GetConcatPrefillInputData
std::vector<int32_t> GetConcatPrefillInputData(const RequestModelState& mstate);
Concatenates all tokenized input data from a RequestModelState into a single flat vector of token IDs. Returns an empty vector if untokenized data is present (since untokenized data cannot be concatenated as integer tokens).
PopPrefillInputData
void PopPrefillInputData(const RequestModelState& mstate, size_t num_tokens);
Removes the first num_tokens prefix tokens from the input data array of a RequestModelState. Used after prefix cache matching to skip tokens that are already cached.
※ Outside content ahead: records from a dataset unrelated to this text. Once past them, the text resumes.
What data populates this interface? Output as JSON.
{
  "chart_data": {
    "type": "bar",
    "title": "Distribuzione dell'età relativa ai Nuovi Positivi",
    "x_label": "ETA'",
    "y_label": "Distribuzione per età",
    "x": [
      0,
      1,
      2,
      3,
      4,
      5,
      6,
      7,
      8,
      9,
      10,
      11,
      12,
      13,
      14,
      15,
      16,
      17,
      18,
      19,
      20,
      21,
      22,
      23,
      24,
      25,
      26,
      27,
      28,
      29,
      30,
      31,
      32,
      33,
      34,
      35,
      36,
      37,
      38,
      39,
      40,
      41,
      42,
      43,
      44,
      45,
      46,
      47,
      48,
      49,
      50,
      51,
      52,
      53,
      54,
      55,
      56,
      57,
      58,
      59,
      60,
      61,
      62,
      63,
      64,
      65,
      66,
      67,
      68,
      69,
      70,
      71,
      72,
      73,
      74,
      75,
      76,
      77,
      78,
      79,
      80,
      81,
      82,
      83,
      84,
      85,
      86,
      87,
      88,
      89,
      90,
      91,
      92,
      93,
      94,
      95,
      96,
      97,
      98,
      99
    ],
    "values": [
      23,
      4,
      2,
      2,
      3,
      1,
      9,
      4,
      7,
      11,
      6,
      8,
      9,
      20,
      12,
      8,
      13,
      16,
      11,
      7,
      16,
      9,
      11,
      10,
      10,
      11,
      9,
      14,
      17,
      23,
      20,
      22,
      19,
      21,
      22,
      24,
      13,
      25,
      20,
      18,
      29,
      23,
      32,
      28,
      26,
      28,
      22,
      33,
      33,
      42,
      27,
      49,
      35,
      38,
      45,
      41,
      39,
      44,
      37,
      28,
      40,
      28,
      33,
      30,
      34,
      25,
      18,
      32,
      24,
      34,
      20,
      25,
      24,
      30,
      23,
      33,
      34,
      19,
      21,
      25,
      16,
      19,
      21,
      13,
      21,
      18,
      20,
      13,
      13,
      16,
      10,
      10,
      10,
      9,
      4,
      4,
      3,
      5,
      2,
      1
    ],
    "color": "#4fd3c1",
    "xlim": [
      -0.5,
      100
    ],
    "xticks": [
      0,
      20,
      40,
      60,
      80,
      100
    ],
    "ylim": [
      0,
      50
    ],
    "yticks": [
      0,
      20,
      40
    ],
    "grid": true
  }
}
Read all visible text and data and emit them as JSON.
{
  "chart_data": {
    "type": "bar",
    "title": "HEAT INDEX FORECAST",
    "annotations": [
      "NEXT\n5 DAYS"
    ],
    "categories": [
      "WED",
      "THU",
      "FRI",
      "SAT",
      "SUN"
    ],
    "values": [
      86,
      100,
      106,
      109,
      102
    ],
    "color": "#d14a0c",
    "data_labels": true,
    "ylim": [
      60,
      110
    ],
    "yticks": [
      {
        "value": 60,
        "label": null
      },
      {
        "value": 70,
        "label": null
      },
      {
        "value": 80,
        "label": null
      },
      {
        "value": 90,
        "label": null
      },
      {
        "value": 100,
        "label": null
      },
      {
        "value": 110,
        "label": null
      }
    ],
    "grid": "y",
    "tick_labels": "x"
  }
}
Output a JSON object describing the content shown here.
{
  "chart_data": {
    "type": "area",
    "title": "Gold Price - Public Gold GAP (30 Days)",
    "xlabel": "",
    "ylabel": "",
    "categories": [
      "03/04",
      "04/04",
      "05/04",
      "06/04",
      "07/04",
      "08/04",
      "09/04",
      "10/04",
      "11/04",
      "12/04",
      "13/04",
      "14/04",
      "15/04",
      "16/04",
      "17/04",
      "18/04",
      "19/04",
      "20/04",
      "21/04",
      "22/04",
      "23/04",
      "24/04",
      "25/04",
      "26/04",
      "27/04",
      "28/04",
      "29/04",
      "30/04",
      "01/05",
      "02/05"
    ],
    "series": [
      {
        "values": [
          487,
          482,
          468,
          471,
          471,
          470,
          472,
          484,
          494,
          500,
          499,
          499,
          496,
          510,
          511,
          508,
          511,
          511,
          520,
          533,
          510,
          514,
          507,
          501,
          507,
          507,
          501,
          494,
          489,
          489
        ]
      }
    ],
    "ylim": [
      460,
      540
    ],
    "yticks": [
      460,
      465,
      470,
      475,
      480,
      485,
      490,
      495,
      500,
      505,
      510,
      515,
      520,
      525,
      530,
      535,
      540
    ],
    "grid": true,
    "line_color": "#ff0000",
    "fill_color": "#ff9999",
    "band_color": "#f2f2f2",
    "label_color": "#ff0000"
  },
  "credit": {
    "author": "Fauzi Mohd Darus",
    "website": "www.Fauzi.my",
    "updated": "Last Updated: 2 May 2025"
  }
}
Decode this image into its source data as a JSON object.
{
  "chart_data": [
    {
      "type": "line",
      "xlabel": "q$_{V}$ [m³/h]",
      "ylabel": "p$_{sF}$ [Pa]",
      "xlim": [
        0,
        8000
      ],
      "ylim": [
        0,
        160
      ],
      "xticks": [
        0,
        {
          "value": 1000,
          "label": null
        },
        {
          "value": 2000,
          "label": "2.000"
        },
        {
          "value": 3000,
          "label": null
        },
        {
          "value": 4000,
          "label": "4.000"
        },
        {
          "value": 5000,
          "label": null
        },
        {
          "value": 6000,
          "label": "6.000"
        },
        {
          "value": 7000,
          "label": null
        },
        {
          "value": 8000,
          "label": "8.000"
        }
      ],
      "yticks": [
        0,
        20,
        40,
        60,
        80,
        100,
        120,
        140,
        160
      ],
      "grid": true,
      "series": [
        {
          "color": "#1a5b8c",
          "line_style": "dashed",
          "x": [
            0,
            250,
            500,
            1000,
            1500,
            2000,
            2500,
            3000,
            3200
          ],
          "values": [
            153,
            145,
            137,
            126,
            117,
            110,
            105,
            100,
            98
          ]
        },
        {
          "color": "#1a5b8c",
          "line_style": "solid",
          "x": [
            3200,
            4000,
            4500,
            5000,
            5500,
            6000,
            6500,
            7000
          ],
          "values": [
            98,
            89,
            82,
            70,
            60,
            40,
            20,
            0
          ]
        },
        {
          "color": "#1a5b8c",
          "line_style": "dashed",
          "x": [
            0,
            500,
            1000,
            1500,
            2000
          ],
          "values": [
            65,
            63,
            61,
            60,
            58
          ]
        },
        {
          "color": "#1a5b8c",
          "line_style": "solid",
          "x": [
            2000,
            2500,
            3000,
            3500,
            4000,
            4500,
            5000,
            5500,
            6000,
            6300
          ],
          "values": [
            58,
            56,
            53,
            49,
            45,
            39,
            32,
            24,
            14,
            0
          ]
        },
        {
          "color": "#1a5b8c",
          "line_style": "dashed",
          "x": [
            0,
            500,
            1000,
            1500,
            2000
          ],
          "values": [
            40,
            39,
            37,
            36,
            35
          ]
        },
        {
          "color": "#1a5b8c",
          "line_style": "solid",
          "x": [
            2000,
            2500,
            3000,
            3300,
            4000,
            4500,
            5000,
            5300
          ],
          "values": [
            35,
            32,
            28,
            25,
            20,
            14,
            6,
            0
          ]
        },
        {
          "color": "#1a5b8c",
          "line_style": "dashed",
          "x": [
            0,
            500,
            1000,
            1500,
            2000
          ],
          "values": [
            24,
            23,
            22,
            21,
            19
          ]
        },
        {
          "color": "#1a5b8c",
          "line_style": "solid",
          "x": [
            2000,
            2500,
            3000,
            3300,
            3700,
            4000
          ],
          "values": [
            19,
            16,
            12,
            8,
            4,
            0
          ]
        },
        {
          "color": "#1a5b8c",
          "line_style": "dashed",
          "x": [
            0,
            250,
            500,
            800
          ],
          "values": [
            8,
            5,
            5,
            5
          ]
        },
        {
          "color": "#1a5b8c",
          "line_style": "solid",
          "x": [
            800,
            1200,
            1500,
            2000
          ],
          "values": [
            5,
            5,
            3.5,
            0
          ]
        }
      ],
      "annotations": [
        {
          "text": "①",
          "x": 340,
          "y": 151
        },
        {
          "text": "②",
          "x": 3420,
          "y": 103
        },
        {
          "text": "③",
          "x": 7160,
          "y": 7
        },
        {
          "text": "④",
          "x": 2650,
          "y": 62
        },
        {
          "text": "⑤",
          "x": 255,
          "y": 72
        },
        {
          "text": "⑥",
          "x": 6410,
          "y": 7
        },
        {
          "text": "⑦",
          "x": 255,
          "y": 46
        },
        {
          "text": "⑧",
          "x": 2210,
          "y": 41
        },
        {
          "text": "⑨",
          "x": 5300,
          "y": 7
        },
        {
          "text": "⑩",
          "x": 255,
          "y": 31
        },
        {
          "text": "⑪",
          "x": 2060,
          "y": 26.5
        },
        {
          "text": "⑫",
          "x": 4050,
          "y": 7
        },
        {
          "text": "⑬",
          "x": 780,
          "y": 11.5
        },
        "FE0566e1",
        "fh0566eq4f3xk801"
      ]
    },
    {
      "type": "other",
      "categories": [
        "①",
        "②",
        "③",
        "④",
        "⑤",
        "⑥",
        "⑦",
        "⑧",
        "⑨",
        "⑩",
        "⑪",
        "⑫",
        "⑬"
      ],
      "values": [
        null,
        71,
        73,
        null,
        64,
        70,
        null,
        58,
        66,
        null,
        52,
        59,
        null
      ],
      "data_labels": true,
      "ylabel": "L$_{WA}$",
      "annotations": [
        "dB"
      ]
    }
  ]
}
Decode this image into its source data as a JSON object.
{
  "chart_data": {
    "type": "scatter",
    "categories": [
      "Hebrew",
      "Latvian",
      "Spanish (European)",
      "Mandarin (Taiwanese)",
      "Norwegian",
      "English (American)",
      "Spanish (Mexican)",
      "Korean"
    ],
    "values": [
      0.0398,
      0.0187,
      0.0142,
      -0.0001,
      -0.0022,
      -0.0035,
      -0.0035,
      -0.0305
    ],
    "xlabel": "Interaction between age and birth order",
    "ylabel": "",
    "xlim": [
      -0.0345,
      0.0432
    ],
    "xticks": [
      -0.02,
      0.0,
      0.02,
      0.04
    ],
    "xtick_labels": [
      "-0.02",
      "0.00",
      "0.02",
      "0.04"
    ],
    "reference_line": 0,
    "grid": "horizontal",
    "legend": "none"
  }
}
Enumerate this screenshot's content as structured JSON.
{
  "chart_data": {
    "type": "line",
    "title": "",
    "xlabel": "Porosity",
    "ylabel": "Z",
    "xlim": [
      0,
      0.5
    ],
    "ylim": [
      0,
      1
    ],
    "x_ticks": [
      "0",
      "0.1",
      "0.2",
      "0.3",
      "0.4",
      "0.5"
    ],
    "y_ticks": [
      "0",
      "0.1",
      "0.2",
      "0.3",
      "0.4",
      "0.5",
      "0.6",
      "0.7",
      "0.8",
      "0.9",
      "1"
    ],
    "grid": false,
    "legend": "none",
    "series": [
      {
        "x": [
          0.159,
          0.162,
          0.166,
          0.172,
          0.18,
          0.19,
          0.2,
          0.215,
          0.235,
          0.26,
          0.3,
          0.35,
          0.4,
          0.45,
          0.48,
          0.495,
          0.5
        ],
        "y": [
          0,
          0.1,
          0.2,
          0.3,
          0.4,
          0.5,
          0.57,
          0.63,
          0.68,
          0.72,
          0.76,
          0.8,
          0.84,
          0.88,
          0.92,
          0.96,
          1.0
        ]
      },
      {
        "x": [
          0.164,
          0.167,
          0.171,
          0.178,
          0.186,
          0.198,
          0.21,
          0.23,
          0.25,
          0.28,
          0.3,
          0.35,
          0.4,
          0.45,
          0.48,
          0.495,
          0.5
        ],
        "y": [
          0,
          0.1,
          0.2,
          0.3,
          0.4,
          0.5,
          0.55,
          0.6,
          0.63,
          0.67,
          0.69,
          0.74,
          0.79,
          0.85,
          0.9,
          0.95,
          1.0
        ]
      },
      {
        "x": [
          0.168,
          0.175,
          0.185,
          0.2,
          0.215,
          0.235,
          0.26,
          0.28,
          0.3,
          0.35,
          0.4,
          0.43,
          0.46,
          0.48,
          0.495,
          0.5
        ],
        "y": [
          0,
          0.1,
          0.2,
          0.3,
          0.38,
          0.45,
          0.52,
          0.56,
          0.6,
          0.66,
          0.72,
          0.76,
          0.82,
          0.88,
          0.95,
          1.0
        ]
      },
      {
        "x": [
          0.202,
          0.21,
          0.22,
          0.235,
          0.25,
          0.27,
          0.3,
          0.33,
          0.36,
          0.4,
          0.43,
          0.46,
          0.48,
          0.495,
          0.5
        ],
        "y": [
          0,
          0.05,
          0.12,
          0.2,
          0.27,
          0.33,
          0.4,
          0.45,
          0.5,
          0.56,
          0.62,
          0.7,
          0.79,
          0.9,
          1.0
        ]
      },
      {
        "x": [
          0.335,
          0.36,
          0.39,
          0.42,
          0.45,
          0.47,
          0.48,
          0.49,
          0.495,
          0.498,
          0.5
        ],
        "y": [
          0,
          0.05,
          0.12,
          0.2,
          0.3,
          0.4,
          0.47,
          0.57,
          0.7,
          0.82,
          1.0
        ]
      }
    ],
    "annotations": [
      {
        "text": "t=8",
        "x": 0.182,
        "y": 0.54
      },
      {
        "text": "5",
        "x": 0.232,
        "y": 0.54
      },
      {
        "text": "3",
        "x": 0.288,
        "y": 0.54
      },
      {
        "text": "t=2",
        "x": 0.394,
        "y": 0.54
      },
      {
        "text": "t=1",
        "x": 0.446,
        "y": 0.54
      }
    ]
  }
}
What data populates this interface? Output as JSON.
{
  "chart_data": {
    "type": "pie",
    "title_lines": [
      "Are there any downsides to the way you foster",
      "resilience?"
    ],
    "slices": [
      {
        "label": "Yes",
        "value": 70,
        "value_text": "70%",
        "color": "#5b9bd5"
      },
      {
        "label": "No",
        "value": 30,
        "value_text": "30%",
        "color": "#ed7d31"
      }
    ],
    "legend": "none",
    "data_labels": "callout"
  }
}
MatchPrefixCache (Pure Virtual)
virtual int MatchPrefixCache(EngineState estate, PrefillInput* input) = 0;
Abstract method that subclasses must implement to perform prefix cache matching. When a request's input tokens match a prefix already in the KV cache, this method skips redundant computation by forking from the cached state. Returns the matched prefix length.
Member Variables
| Member | Type | Description |
|---|---|---|
models_ |
Array<Model> |
The models to run prefill on |
engine_config_ |
EngineConfig |
The engine configuration |
kv_state_kind_ |
KVStateKind |
The type of KV state (e.g., standard, paged) |
sliding_window_sizes_ |
std::vector<int> |
Per-model sliding window sizes |
trace_recorder_ |
Optional<EventTraceRecorder> |
Optional event trace recorder |
Free Function: HasPrefillSpace
bool HasPrefillSpace(int num_required_pages, bool sliding_window_enabled, int new_batch_size,
int num_available_pages, int current_total_seq_len, int total_input_length,
int max_total_sequence_length);
A standalone utility function that checks whether the KV cache has sufficient spare capacity for a prefill operation, considering the number of required pages, current total sequence length, and the maximum total sequence length limit.
Design Notes
- The abstract
MatchPrefixCachemethod enables different prefix cache strategies (e.g., radix-tree based, hash-based) to be plugged into the same prefill pipeline. - Chunked prefill support (via
ChunkPrefillInputDataandPopPrefillInputData) allows long prompts to be processed incrementally, preventing out-of-memory conditions and enabling better batching. - The
PrefillInput::is_decodeflag handles the case where a "prefill" action actually needs to perform a decode step (e.g., when the input is already fully cached and only a single new token needs to be processed).